Il faudra que je demande au service technique…

Après, vous mettez les mains dans le cambouis et le reste vient naturellement. La lumière m’est apparue après avoir installé récemment une nouvelle machine, à partir de zéro : si le travail est bien planifié, les petites adaptations se font en trois coups de cuiller à pot.

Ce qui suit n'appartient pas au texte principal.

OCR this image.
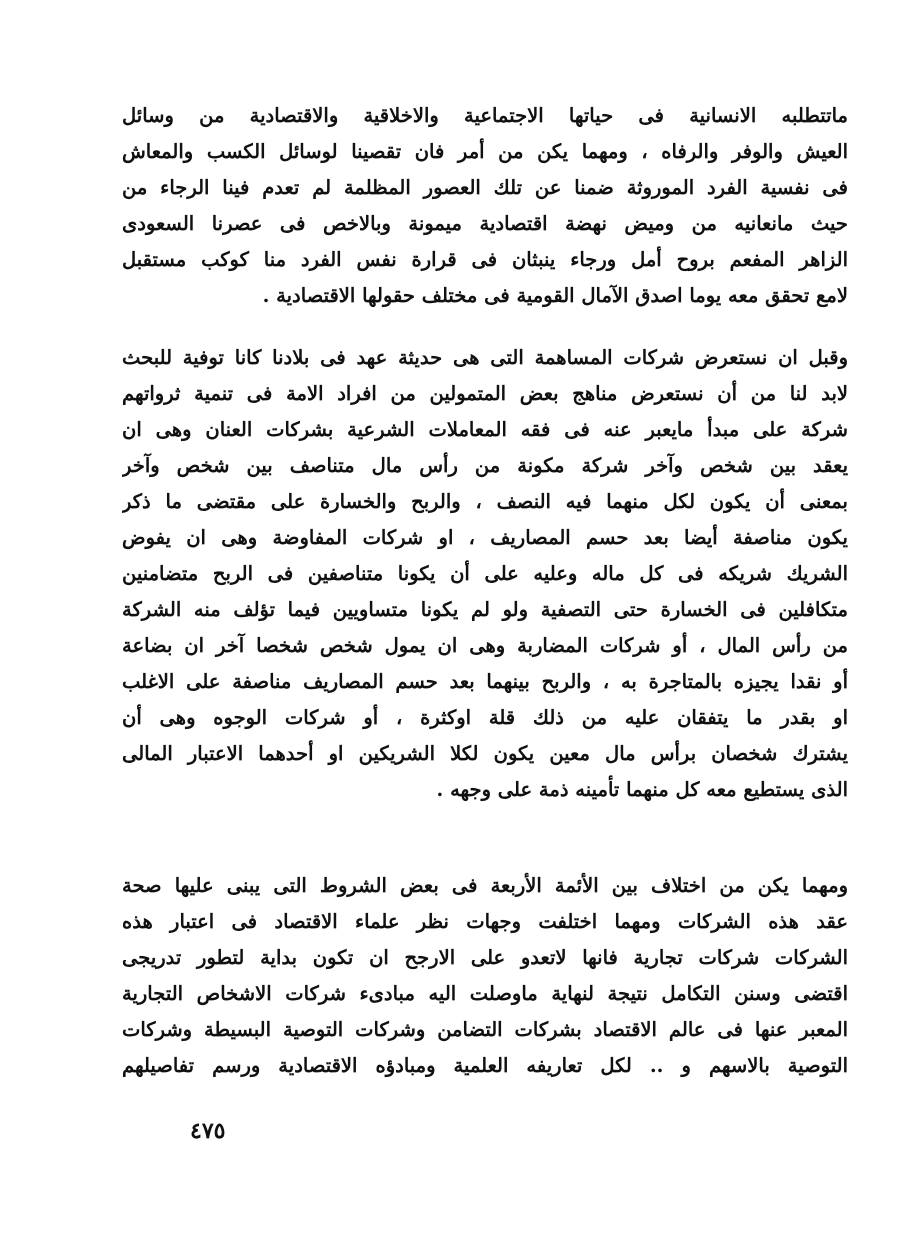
ماتتطلبه الانسانية فى حياتها الاجتماعية والاخلاقية والاقتصادية من وسائل
العيش والوفر والرفاه ، ومهما يكن من أمر فان تقصينا لوسائل الكسب والمعاش
فى نفسية الفرد الموروثة ضمنا عن تلك العصور المظلمة لم تعدم فينا الرجاء من
حيث مانعانيه من وميض نهضة اقتصادية ميمونة وبالاخص فى عصرنا السعودى
الزاهر المفعم بروح أمل ورجاء ينبثان فى قرارة نفس الفرد منا كوكب مستقبل
لامع تحقق معه يوما اصدق الآمال القومية فى مختلف حقولها الاقتصادية .
وقبل ان نستعرض شركات المساهمة التى هى حديثة عهد فى بلادنا كانا توفية للبحث
لابد لنا من أن نستعرض مناهج بعض المتمولين من افراد الامة فى تنمية ثرواتهم
شركة على مبدأ مايعبر عنه فى فقه المعاملات الشرعية بشركات العنان وهى ان
يعقد بين شخص وآخر شركة مكونة من رأس مال متناصف بين شخص وآخر
بمعنى أن يكون لكل منهما فيه النصف ، والربح والخسارة على مقتضى ما ذكر
يكون مناصفة أيضا بعد حسم المصاريف ، او شركات المفاوضة وهى ان يفوض
الشريك شريكه فى كل ماله وعليه على أن يكونا متناصفين فى الربح متضامنين
متكافلين فى الخسارة حتى التصفية ولو لم يكونا متساويين فيما تؤلف منه الشركة
من رأس المال ، أو شركات المضاربة وهى ان يمول شخص شخصا آخر ان بضاعة
أو نقدا يجيزه بالمتاجرة به ، والربح بينهما بعد حسم المصاريف مناصفة على الاغلب
او بقدر ما يتفقان عليه من ذلك قلة اوكثرة ، أو شركات الوجوه وهى أن
يشترك شخصان برأس مال معين يكون لكلا الشريكين او أحدهما الاعتبار المالى
الذى يستطيع معه كل منهما تأمينه ذمة على وجهه .
ومهما يكن من اختلاف بين الأئمة الأربعة فى بعض الشروط التى يبنى عليها صحة
عقد هذه الشركات ومهما اختلفت وجهات نظر علماء الاقتصاد فى اعتبار هذه
الشركات شركات تجارية فانها لاتعدو على الارجح ان تكون بداية لتطور تدريجى
اقتضى وسنن التكامل نتيجة لنهاية ماوصلت اليه مبادىء شركات الاشخاص التجارية
المعبر عنها فى عالم الاقتصاد بشركات التضامن وشركات التوصية البسيطة وشركات
التوصية بالاسهم و .. لكل تعاريفه العلمية ومبادؤه الاقتصادية ورسم تفاصيلهم
٤٧٥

J’ai rencontré trois problèmes :

  • contourner l’immonde UEFI, sorte de verrou windowsien imaginé dans le cerveau pervers de Steve Ballmer, ex PDG de Redmond, aujourd’hui mieux à sa place aux Los Angeles Clippers
  • déclarer et monter les disques
  • connecter les imprimantes.

Pour contourner le verrou UEFI (le « F » signifie Frankenstein) on trouve de nombreuses procédures sur le net, dont celle de linux.com, sélectionnée pour sa neutralité (pas trop orientée Ubuntu).

Pour déclarer les disques, pas trop de problème non plus, de l’UUID au formatage en ext4. Nickel, ça a marché du premier coup, formatés et montés. De plus, vous avez des tas de soluces bien ficelées sur tecmint.com. Si vous utilisez Ubuntu, vous pouvez les monter par le GUI en tapant «disks » dans la fonction recherche des activités (les neufs petits points en bas, à gauche de l’écran , pfff). Ensuite, souris gauche sur la petite roue crantée.

Pour les imprimantes, c’est idiot : le code HP ou Konica Minolta p.ex. se trouve en natif dans le kernel et Linux les installe automatiquement. J’ai cherché longtemps, jusqu’à identifier un problème… sur mon routeur.

Bref, client et serveur fonctionnent et offrent le bonheur d’avoir une machine :

  • fiable
  • rapide
  • conviviale (belle et facile d’utilisation)
  • backupée automatiquement
  • sur mesure pour mes besoins

Notons enfin que Gnome, l’interface-utilisateur fait des progrès remarquables (et va encore en faire) et l’on se pose la question : « mais zenfin pourquoi les gens collent-ils à Windows comme les mouches sur un… de … ?

A nouveau, nous voyons quatre raisons :

-à l’origine parce que Billou mentait comme un arracheur de dents (oui, IBM, DOS m’appartient, bien sûr, Windows 3.11 est multitâche,…) et tout le monde a-do-rait gober ses balivernes

-Microsoft fut fondée en 1975 (c’est vieux, hein?), Linux en 1990 et le marché était déjà occupé

-Linux ne fait pas de marketing (pas de pub payantes sur les sites ni dans les revues populaires, pas d’alliance avec les constructeurs pour packager matériel et logiciel)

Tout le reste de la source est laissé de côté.